Era início da manhã e, ainda ao travesseiro, ele compôs a primeira mensagem do dia. “Sonhei com você. Deve ser a saudade.”, mentia.

Teclararia mil vezes conteúdos semelhantes durante a tarde e a noite. Estava viciado em flertar. Após o divórcio, ainda novo, redescobriu o universo da paquera, agora turbinado pelas redes sociais. Queria conquistar, buscava sentir a admiração que nunca havia experimentado na juventude.

Raramente saía com alguém. Chegou até a marcar de assistir a uma comédia romântica com uma moça, fez um passeio pelo parque municipal ao pôr-do-sol ao lado de outra, tomou vinho em um restaurante bacana com uma terceira, mas nada disso ganhou sequência. Os romances morriam por ali, como que de causas naturais. Affairs que nunca existiriam. Longe de querer mal a ninguém, só gostava mesmo era daquela fase pré-date, era nela que voavam alto as borboletas do seu estômago.

Enquanto tomava seu café preto, distribuía com fartura olhos de coração a postagens de sorrisos, de pets, de avós. Incendiava com reações de foguinhos as fotos de praias, de baladas, de treinos, em um festival pirotécnico virtual. Esforçava-se para render algum assunto. Emulava infinitos interesses sinceros, que já se sublimariam.

Ao vestir a camisa social, conferiu duas vezes o aplicativo de paquera, ali sim um universo de possibilidades. Puxou papo com a vizinha no elevador, algo para além do clima da cidade. Na rua, buscava olhares que cruzassem com o seu. Na empresa, um bombom de nozes acompanhou o bom dia à colega do outro setor. Ele não descansava, tornara-se um flertador compulsivo.

Flertou na fila do self-service, na reunião com fornecedores. No happy hour com rodada dupla de chope; ligou o radar no alcance máximo. Parece que flertou com a atendente virtual do banco. Saldo zero, como de costume.
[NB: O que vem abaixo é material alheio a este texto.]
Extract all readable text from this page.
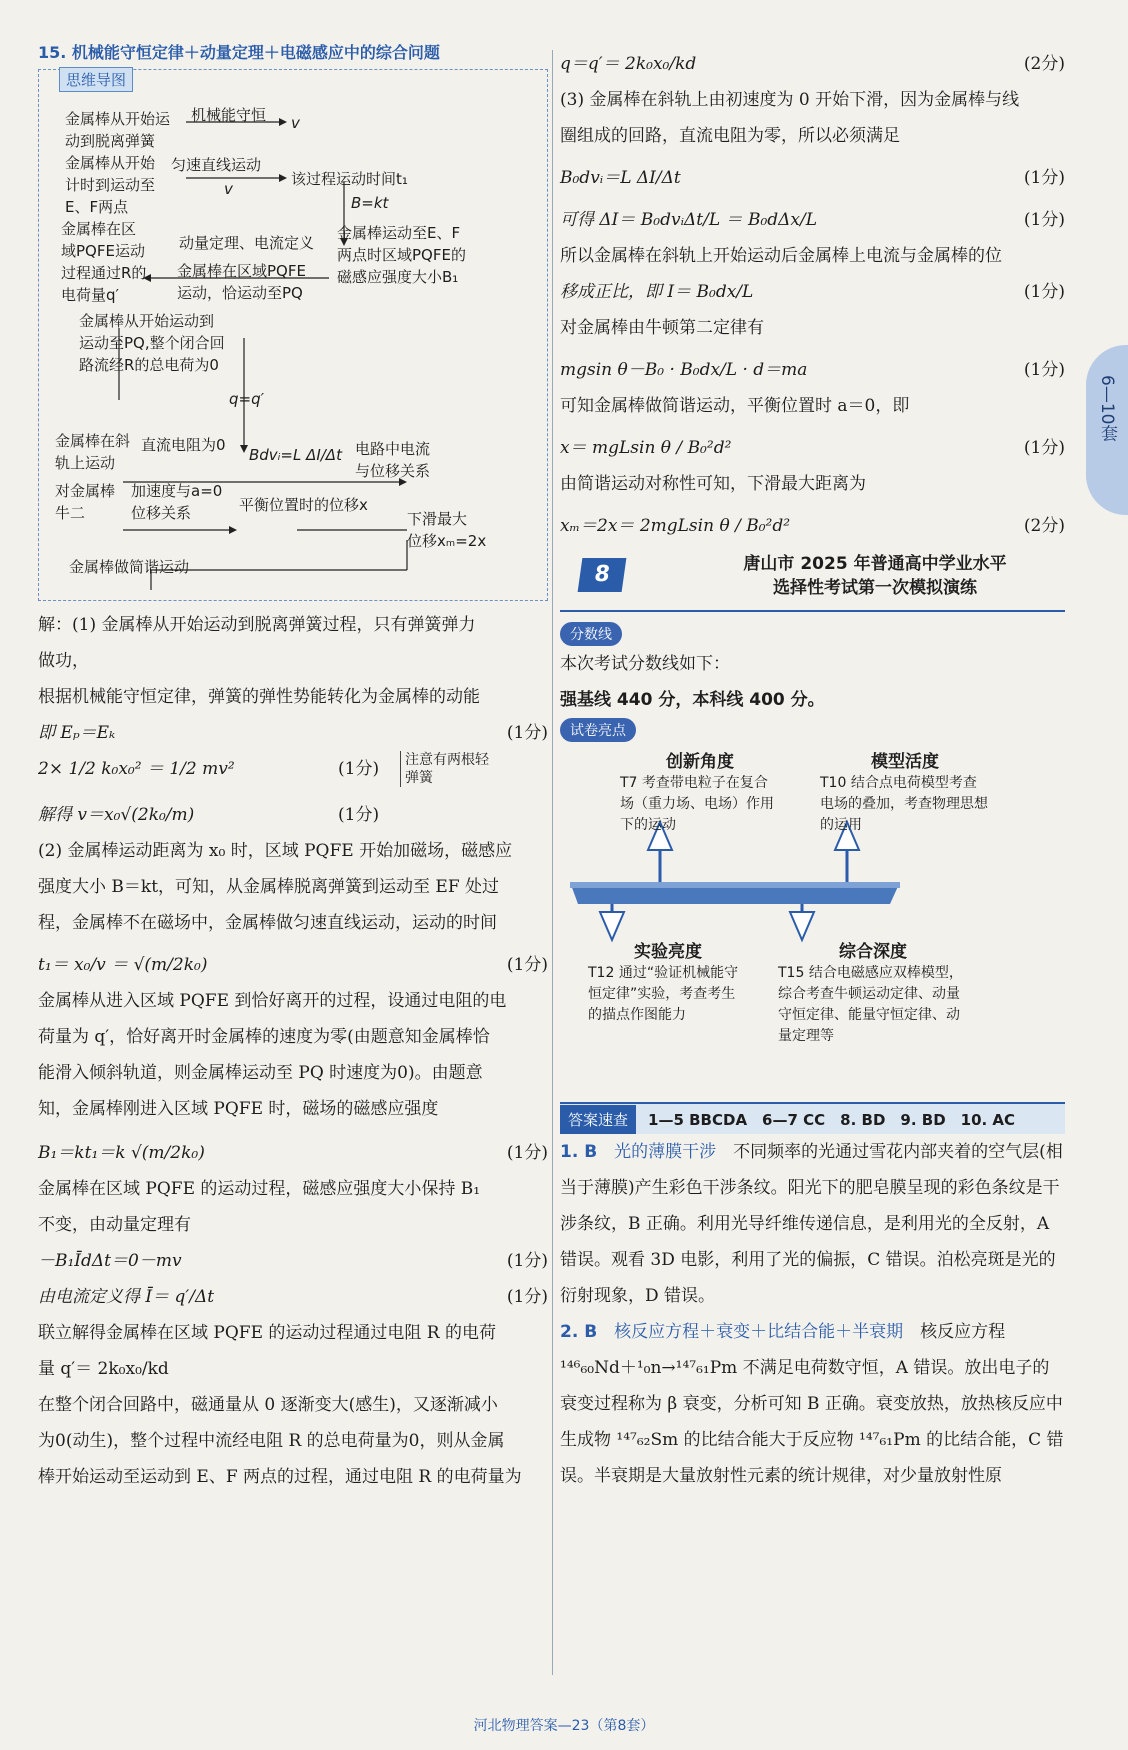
15. 机械能守恒定律＋动量定理＋电磁感应中的综合问题
思维导图
金属棒从开始运
动到脱离弹簧
机械能守恒 v
金属棒从开始
计时到运动至
E、F两点
匀速直线运动
v
该过程运动时间t₁
B=kt
金属棒在区
域PQFE运动
过程通过R的
电荷量q′
动量定理、电流定义
金属棒在区域PQFE
运动，恰运动至PQ
金属棒运动至E、F
两点时区域PQFE的
磁感应强度大小B₁
金属棒从开始运动到
运动至PQ,整个闭合回
路流经R的总电荷为0
q=q′
金属棒在斜
轨上运动
直流电阻为0
Bdvᵢ=L ΔI/Δt 电路中电流
与位移关系
对金属棒
牛二
加速度与a=0
位移关系	平衡位置时的位移x
下滑最大
位移xₘ=2x
金属棒做简谐运动
解：(1) 金属棒从开始运动到脱离弹簧过程，只有弹簧弹力
做功，
根据机械能守恒定律，弹簧的弹性势能转化为金属棒的动能
即 Eₚ＝Eₖ	(1分)
2× 1/2 k₀x₀² ＝ 1/2 mv²	(1分)	注意有两根轻弹簧
解得 v＝x₀√(2k₀/m)	(1分)
(2) 金属棒运动距离为 x₀ 时，区域 PQFE 开始加磁场，磁感应
强度大小 B＝kt，可知，从金属棒脱离弹簧到运动至 EF 处过
程，金属棒不在磁场中，金属棒做匀速直线运动，运动的时间
t₁＝ x₀/v ＝ √(m/2k₀)	(1分)
金属棒从进入区域 PQFE 到恰好离开的过程，设通过电阻的电
荷量为 q′，恰好离开时金属棒的速度为零(由题意知金属棒恰
能滑入倾斜轨道，则金属棒运动至 PQ 时速度为0)。由题意
知，金属棒刚进入区域 PQFE 时，磁场的磁感应强度
B₁＝kt₁＝k √(m/2k₀)	(1分)
金属棒在区域 PQFE 的运动过程，磁感应强度大小保持 B₁
不变，由动量定理有
－B₁ĪdΔt＝0－mv	(1分)
由电流定义得 Ī＝ q′/Δt	(1分)
联立解得金属棒在区域 PQFE 的运动过程通过电阻 R 的电荷
量 q′＝ 2k₀x₀/kd
在整个闭合回路中，磁通量从 0 逐渐变大(感生)，又逐渐减小
为0(动生)，整个过程中流经电阻 R 的总电荷量为0，则从金属
棒开始运动至运动到 E、F 两点的过程，通过电阻 R 的电荷量为
q＝q′＝ 2k₀x₀/kd	(2分)
(3) 金属棒在斜轨上由初速度为 0 开始下滑，因为金属棒与线
圈组成的回路，直流电阻为零，所以必须满足
B₀dvᵢ＝L ΔI/Δt	(1分)
可得 ΔI＝ B₀dvᵢΔt/L ＝ B₀dΔx/L	(1分)
所以金属棒在斜轨上开始运动后金属棒上电流与金属棒的位
移成正比，即 I＝ B₀dx/L	(1分)
对金属棒由牛顿第二定律有
mgsin θ－B₀ · B₀dx/L · d＝ma	(1分)
可知金属棒做简谐运动，平衡位置时 a＝0，即
x＝ mgLsin θ / B₀²d²	(1分)
由简谐运动对称性可知，下滑最大距离为
xₘ＝2x＝ 2mgLsin θ / B₀²d²	(2分)
8	唐山市 2025 年普通高中学业水平
选择性考试第一次模拟演练
分数线
本次考试分数线如下：
强基线 440 分，本科线 400 分。
试卷亮点
创新角度
T7 考查带电粒子在复合场（重力场、电场）作用下的运动
模型活度
T10 结合点电荷模型考查电场的叠加，考查物理思想的运用
实验亮度
T12 通过“验证机械能守恒定律”实验，考查考生的描点作图能力
综合深度
T15 结合电磁感应双棒模型，综合考查牛顿运动定律、动量守恒定律、能量守恒定律、动量定理等
答案速查	1—5 BBCDA　6—7 CC　8. BD　9. BD　10. AC
1. B　 光的薄膜干涉　 不同频率的光通过雪花内部夹着的空气层(相当于薄膜)产生彩色干涉条纹。阳光下的肥皂膜呈现的彩色条纹是干涉条纹，B 正确。利用光导纤维传递信息，是利用光的全反射，A 错误。观看 3D 电影，利用了光的偏振，C 错误。泊松亮斑是光的衍射现象，D 错误。
2. B　 核反应方程＋衰变＋比结合能＋半衰期　 核反应方程 ¹⁴⁶₆₀Nd＋¹₀n→¹⁴⁷₆₁Pm 不满足电荷数守恒，A 错误。放出电子的衰变过程称为 β 衰变，分析可知 B 正确。衰变放热，放热核反应中生成物 ¹⁴⁷₆₂Sm 的比结合能大于反应物 ¹⁴⁷₆₁Pm 的比结合能，C 错误。半衰期是大量放射性元素的统计规律，对少量放射性原
6—10套
河北物理答案—23（第8套）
Valorizava era a sensação de aproximação do novo, da subida dos degraus da conquista. Talvez seus sentimentos se desenvolvessem no universo das ideias. Quem sabe valorizava mais a mente do que o físico, mais a atenção e menos a carne.

Ou talvez fosse só mais um idiota, entre tantos por aí. Provavelmente um idiota.


(*) Mineiro, jornalista e mochileiro. Já rodou meio mundo e, quando não está vivendo histórias por aí, está contando alguma. Ou imaginando, pelo menos. É um fã da arte de contar histórias: as dele, as dos amigos e as que nem aconteceram, mas poderiam existir.

Acredita no poder que as palavras têm de fazer rir, emocionar e refletir; de arrancar sorrisos, gargalhadas e lágrimas; e de dar vida, outra vez, às melhores memórias. É autor do livro de crônicas “Isso que eu falei” e publica textos no Instagram no @isso.que.eu.falei.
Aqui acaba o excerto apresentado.